A hospital’s professional liability insurance reserve, set aside each year according to actuarial recommendation, can easily amount to hundreds of millions of dollars a year, as the recommendation is often set at or around $2,860 per occupied bed per day, per year (AON/ASHRM, 2018). So say your actuarial team proposes placing $200 million into your reserve. That’s $200 million you can’t spend on patient care. That's $200 million that you can't drive back into community benefit. It's $200 million of essentially lost margin because of the connection between a hospital’s patient safety lapses and professional liability exposure.

The amount of capital a hospital places into its professional liability insurance reserves can be directly linked to falls and other patient safety lapses. If these lapses are decreased, guess what happens? The amount required to be placed in reserve goes down, margins improve, and more money is available for patient care and community programs that improve health.

In most conversations we’re having lately, the Vitalacy team is including an analysis of costs that can be reduced through better patient safety. We can identify those costs, segregate them, shine a bright light on them and say, "These are not unapproachable costs; these are not sunk costs; they are, in fact, excess costs. These are costs that, when directly addressed, improve care quality and yield immediate financial benefit."

Until hospitals can better predict fall risk and intervene before falls occur, these “never events” will continue to happen. Vitalacy is actively developing new ways to address this problem by creating tools that predict fall risk and conditions that make falls much less likely to occur.


References

Agency for Healthcare Research and Quality, Patient Safety Network. National scorecard on rates of hospital-acquired conditions 2010 to 2015: interim data from national efforts to make health care safer. Dec. 21, 2016.

Agency for Healthcare Research and Quality. Preventing falls in hospitals. How do you sustain an effective fall prevention program?, January 2013.

AON/ASHRM Hospital and Physician Professional Liability Benchmark Analysis, October 2018.

Bouldin, ED, et al. Falls among adult patients hospitalized in the United States: prevalence and trends. Journal of Patient Safety, March 2013;9(1):13-17.

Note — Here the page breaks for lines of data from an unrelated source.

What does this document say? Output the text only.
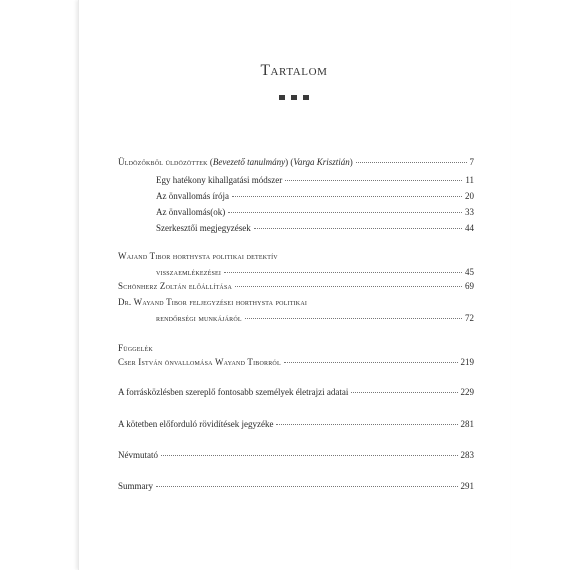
Tartalom
Üldözőkből üldözöttek (Bevezető tanulmány) (Varga Krisztián)	7
Egy hatékony kihallgatási módszer	11
Az önvallomás írója	20
Az önvallomás(ok)	33
Szerkesztői megjegyzések	44
Wajand Tibor horthysta politikai detektív
visszaemlékezései	45
Schönherz Zoltán előállítása	69
Dr. Wayand Tibor feljegyzései horthysta politikai
rendőrségi munkájáról	72
Függelék
Cser István önvallomása Wayand Tiborról	219
A forrásközlésben szereplő fontosabb személyek életrajzi adatai	229
A kötetben előforduló rövidítések jegyzéke	281
Névmutató	283
Summary	291
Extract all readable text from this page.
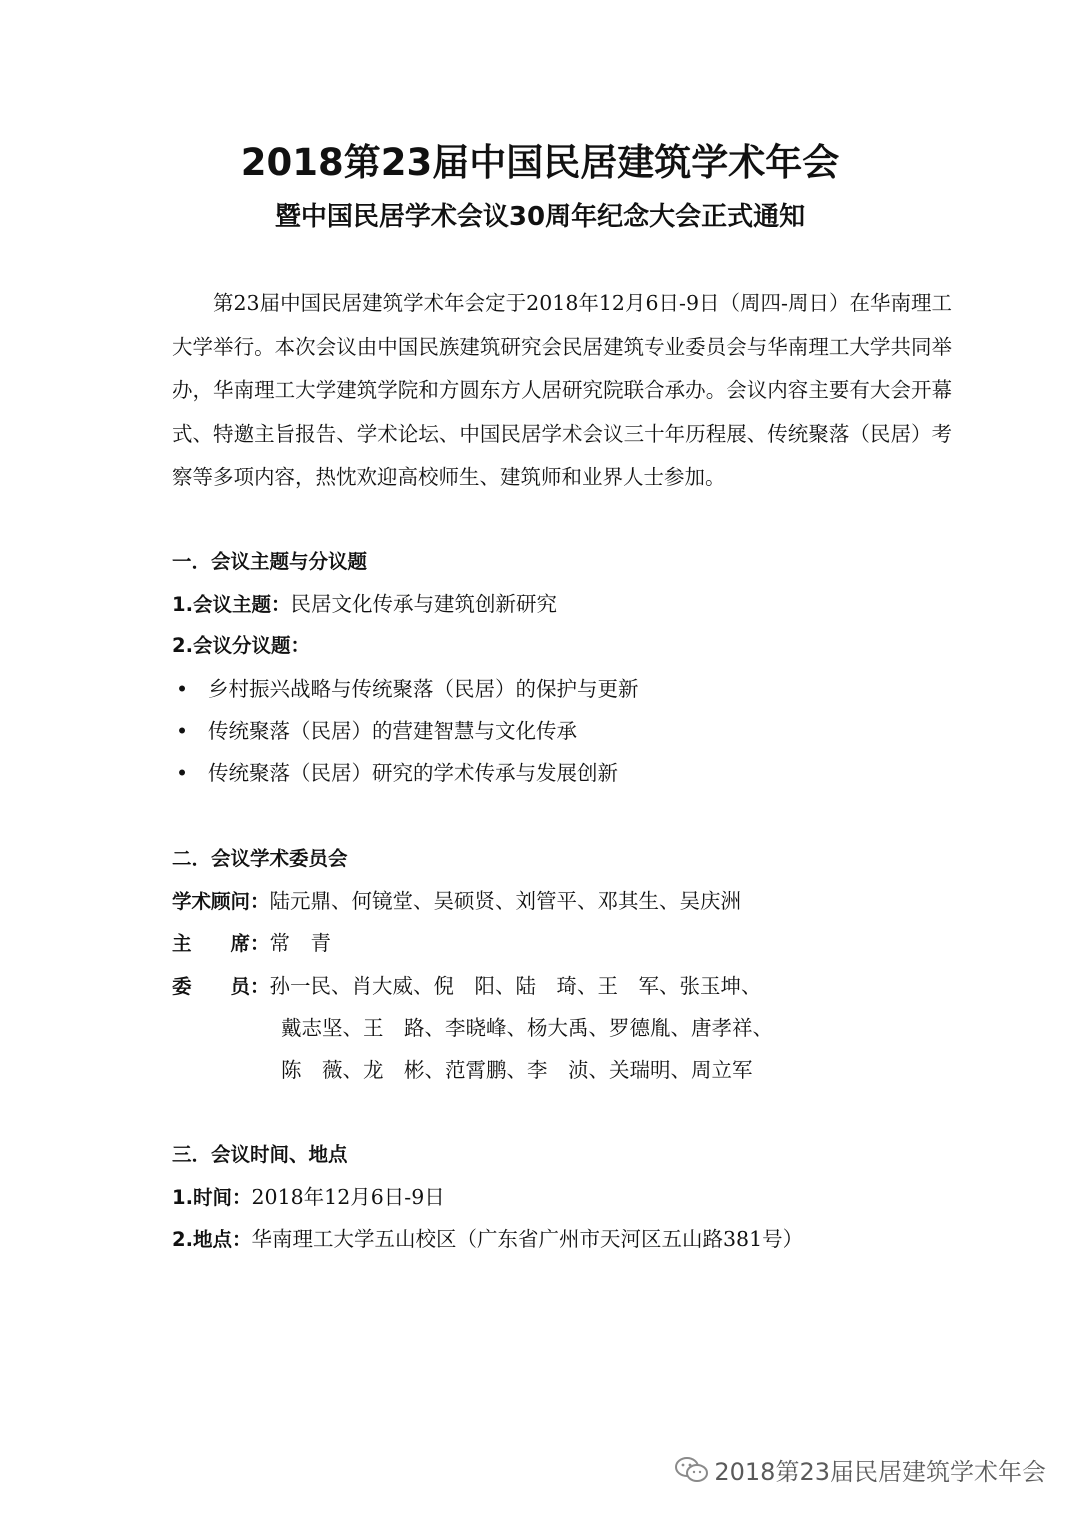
2018第23届中国民居建筑学术年会
暨中国民居学术会议30周年纪念大会正式通知
第23届中国民居建筑学术年会定于2018年12月6日-9日（周四-周日）在华南理工大学举行。本次会议由中国民族建筑研究会民居建筑专业委员会与华南理工大学共同举办，华南理工大学建筑学院和方圆东方人居研究院联合承办。会议内容主要有大会开幕式、特邀主旨报告、学术论坛、中国民居学术会议三十年历程展、传统聚落（民居）考察等多项内容，热忱欢迎高校师生、建筑师和业界人士参加。
一．会议主题与分议题
1.会议主题：民居文化传承与建筑创新研究
2.会议分议题：
• 乡村振兴战略与传统聚落（民居）的保护与更新
• 传统聚落（民居）的营建智慧与文化传承
• 传统聚落（民居）研究的学术传承与发展创新
二．会议学术委员会
学术顾问：陆元鼎、何镜堂、吴硕贤、刘管平、邓其生、吴庆洲
主　　席：常　青
委　　员：孙一民、肖大威、倪　阳、陆　琦、王　军、张玉坤、
戴志坚、王　路、李晓峰、杨大禹、罗德胤、唐孝祥、
陈　薇、龙　彬、范霄鹏、李　浈、关瑞明、周立军
三．会议时间、地点
1.时间：2018年12月6日-9日
2.地点：华南理工大学五山校区（广东省广州市天河区五山路381号）
2018第23届民居建筑学术年会
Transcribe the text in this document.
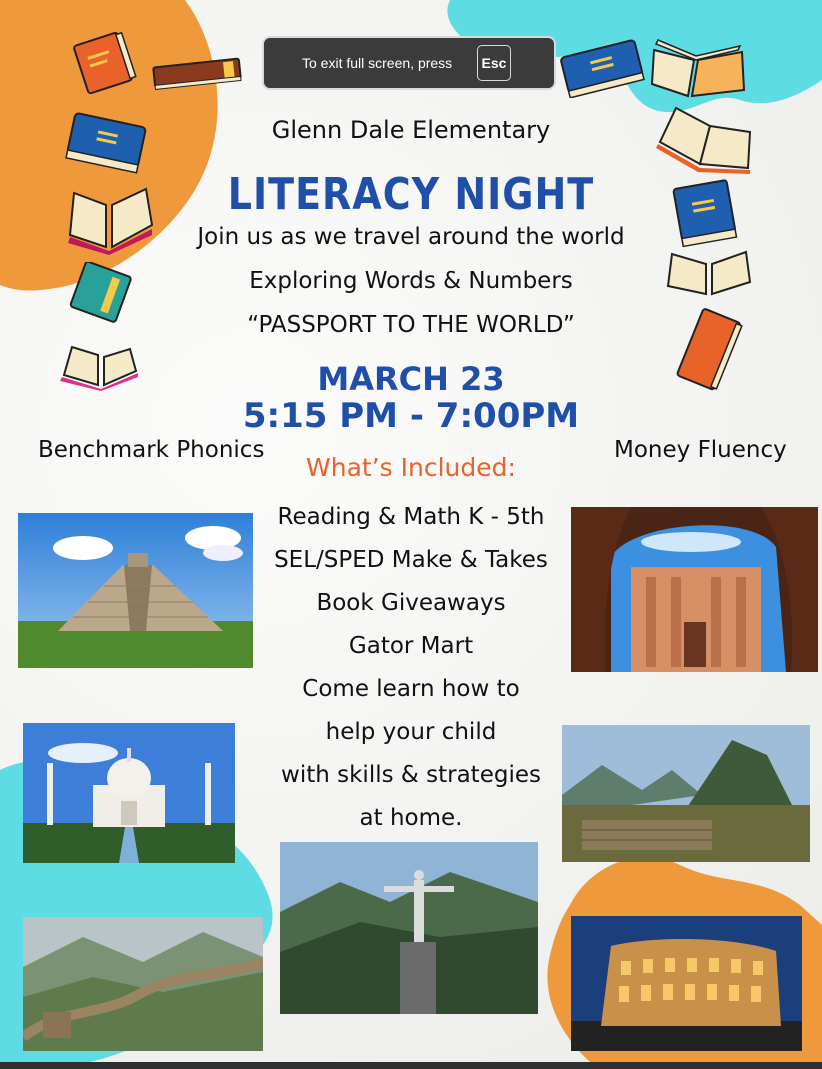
Glenn Dale Elementary
LITERACY NIGHT
Join us as we travel around the world
Exploring Words & Numbers
“PASSPORT TO THE WORLD”
MARCH 23
5:15 PM - 7:00PM
Benchmark Phonics	Money Fluency
What’s Included:
Reading & Math K - 5th
SEL/SPED Make & Takes
Book Giveaways
Gator Mart
Come learn how to
help your child
with skills & strategies
at home.
To exit full screen, press	Esc
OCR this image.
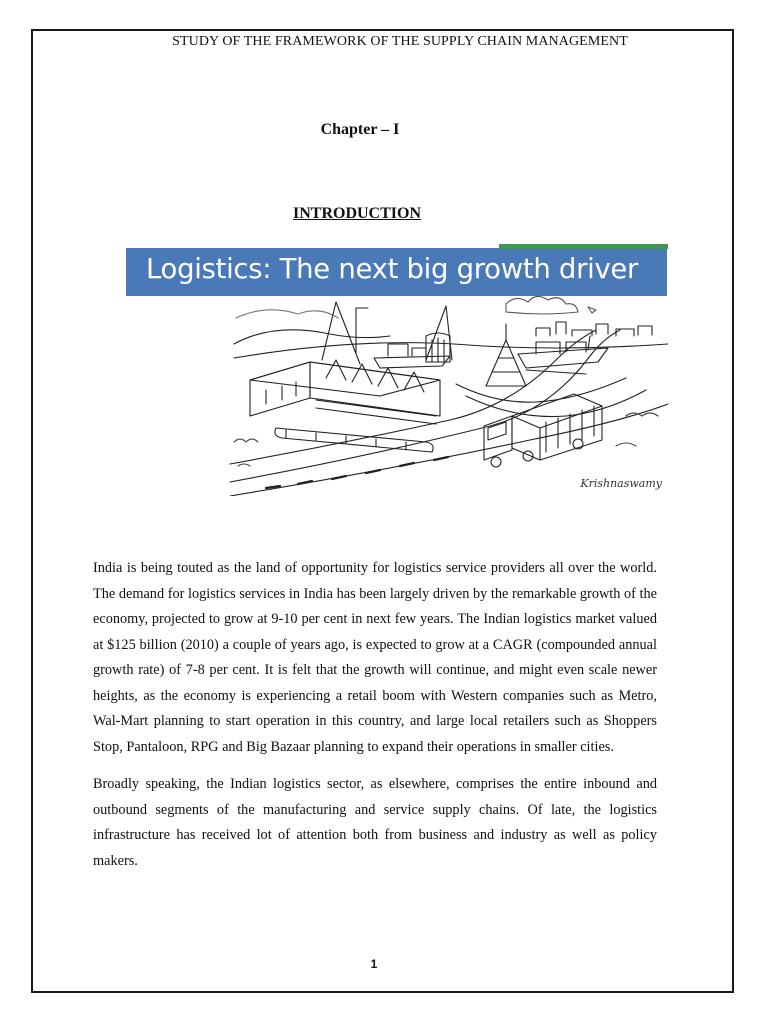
STUDY OF THE FRAMEWORK OF THE SUPPLY CHAIN MANAGEMENT
Chapter – I
INTRODUCTION
Logistics: The next big growth driver
Krishnaswamy

India is being touted as the land of opportunity for logistics service providers all over the world. The demand for logistics services in India has been largely driven by the remarkable growth of the economy, projected to grow at 9-10 per cent in next few years. The Indian logistics market valued at $125 billion (2010) a couple of years ago, is expected to grow at a CAGR (compounded annual growth rate) of 7-8 per cent. It is felt that the growth will continue, and might even scale newer heights, as the economy is experiencing a retail boom with Western companies such as Metro, Wal-Mart planning to start operation in this country, and large local retailers such as Shoppers Stop, Pantaloon, RPG and Big Bazaar planning to expand their operations in smaller cities.

Broadly speaking, the Indian logistics sector, as elsewhere, comprises the entire inbound and outbound segments of the manufacturing and service supply chains. Of late, the logistics infrastructure has received lot of attention both from business and industry as well as policy makers.

1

Currie LM. Fall and injury prevention. In: Patient safety and quality: an evidence-based handbook for nurses. Rockville, MD: Agency for Healthcare Research and Quality; 2008. AHRQ Publication No. 08-0043.

Florence CS, et al. Medical costs of fatal and nonfatal falls in older adults. Journal of the American Geriatrics Society, April 2018;66(4):693-698.

Gallese P. How better patient safety can convert your hospital’s professional liability reserve into margin. Vitalacy Blog, July 16, 2019.

Hassoun, N. Caution club plus: a quality improvement fall prevention project. A Directed Scholarly Project. Bradley University Department of Nursing.

Mojares, Joseph, "Quality Improvement in Reducing Falls in a Medical-Surgical-Telemetry Unit" (2018). Master's Projects and Capstones. 801.

Walsh, CM, et al. Temporal trends in fall rates with the implementation of a multifaceted fall prevention program: persistence pays off. The Joint Commission Journal on Quality and Patient Safety, 2018;44:75-83.